9. Discuss the taxonomy of the four basic data structures that are amenable to multivariate analysis, give examples of each, and of multivariate methods that can be applied to each.

In chapter one a simplified scheme was presented for categorizing the types of data to which multivariate methods can be applied. Four basic data types were identified. The first is a single sample with multiple variables measured on each sampling unit. An example of this kind of data set would be the scores of three hundred people on seven psychological tests. Multivariate methods that apply to this kind of data would include principal components analysis, factor analysis, and confirmatory factor analysis (which is a particular method within structural equations modeling). These methods provide answers to the question, "What is the covariance structure of this set of multiple variables?"

The second data type is a single sample with two sets of multiple variables (an X set and a Y set) measured on each unit. An example of data of this kinds would be a linked data set of six hundred and twenty trading days, with the X set of variables consisting of seven stock market indices (the closing value for each of those days) and the Y set of variables consisting of nine mutual funds (the closing value for each day). Multivariate methods that can be applied to this kind of data include canonical correlation (chapter five) and multivariate multiple regression (chapter six). These methods provide answers to the question, "What is the covariance structure in each set of multiple variables that is maximally predictive of the other set?" Another method that can be used with a single sample with two sets of multiple variables would be SEM, structural equations modeling (chapter fourteen). However, SEM can also be applied when there are more than two sets of multiple variables. In fact, it can handle any number of sets of multiple variables. It is the general case of which these other methods are special cases, and as such it has a great deal of potential analytical power. SEM is introduced in the final chapter of the book.

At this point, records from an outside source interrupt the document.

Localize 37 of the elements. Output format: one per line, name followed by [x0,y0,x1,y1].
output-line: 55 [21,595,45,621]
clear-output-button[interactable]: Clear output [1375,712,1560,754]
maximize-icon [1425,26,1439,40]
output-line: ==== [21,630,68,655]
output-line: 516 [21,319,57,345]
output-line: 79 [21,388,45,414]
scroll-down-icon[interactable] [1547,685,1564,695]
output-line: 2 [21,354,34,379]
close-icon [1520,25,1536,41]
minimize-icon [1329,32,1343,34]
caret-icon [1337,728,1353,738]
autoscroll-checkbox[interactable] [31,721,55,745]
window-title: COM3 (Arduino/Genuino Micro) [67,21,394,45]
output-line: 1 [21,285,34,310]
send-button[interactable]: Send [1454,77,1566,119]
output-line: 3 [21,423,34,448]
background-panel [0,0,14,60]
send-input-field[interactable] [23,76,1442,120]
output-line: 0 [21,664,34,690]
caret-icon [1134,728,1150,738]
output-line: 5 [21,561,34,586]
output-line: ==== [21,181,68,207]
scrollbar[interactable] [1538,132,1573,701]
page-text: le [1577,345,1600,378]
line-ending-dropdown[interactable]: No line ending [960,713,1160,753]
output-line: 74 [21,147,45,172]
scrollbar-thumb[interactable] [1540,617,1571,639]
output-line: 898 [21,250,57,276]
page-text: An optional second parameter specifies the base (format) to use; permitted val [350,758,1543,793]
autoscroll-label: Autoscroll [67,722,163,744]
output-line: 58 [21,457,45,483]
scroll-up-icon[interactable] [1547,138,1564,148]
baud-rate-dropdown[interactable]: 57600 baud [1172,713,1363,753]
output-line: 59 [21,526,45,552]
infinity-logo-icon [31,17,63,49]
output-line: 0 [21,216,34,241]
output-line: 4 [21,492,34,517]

The third data type is two samples with multiple variables measured on each unit. An example would be a simple experiment with an experimental group and a control group, and with two or more dependent variables measured on each observation unit. For example, in an agricultural experiment, the effects of a fertilizer could be assessed by applying it to twelve tomato plants selected at random (the experimental group) and not applying it to the other twelve tomato plants (the control group), using multiple dependent variable measurements (such as number of tomatoes produced, average size, etc.) Multivariate methods that can be applied to this kind of data are Hotelling's T-squared test, discriminant analysis, and classification analysis. The Hotelling's T-squared test is just the multivariate analogue of the ordinary t test, which can, of course, be applied to two-sample data when there is only one dependent variable. When there are multiple dependent variables, the T-squared test can be used to test for significance. The T-squared test answers the question, "Are the means vectors for these two samples significantly different from one another?" Discriminant analysis and classification analysis can be used to find the optimal linear combination of the multiple dependent variables to best separate the two groups from one another.

The fourth data type is the same as the third, but extended to three or more samples (with multiple dependent variables measured on each of the units of observation). For example, the same test of the effects of fertilizer on tomatoes could be carried with two types of fertilizer plus the control group, making three groups to be compared multivariately. The major method here is the MANOVA, or multivariate analysis of variance, which is the multivariate analog of ANOVA. In fact, for every ANOVA model (two-way, three-way, repeated measures, etc.) there exists a corresponding MANOVA model. MANOVA models answer all the same kinds of questions that ANOVA models do (significance of main effects and interactions), but within multivariate spaces rather than just for a single dependent variable. Discriminant analysis and classification analysis methods can also be applied to multivariate data having three or more groups.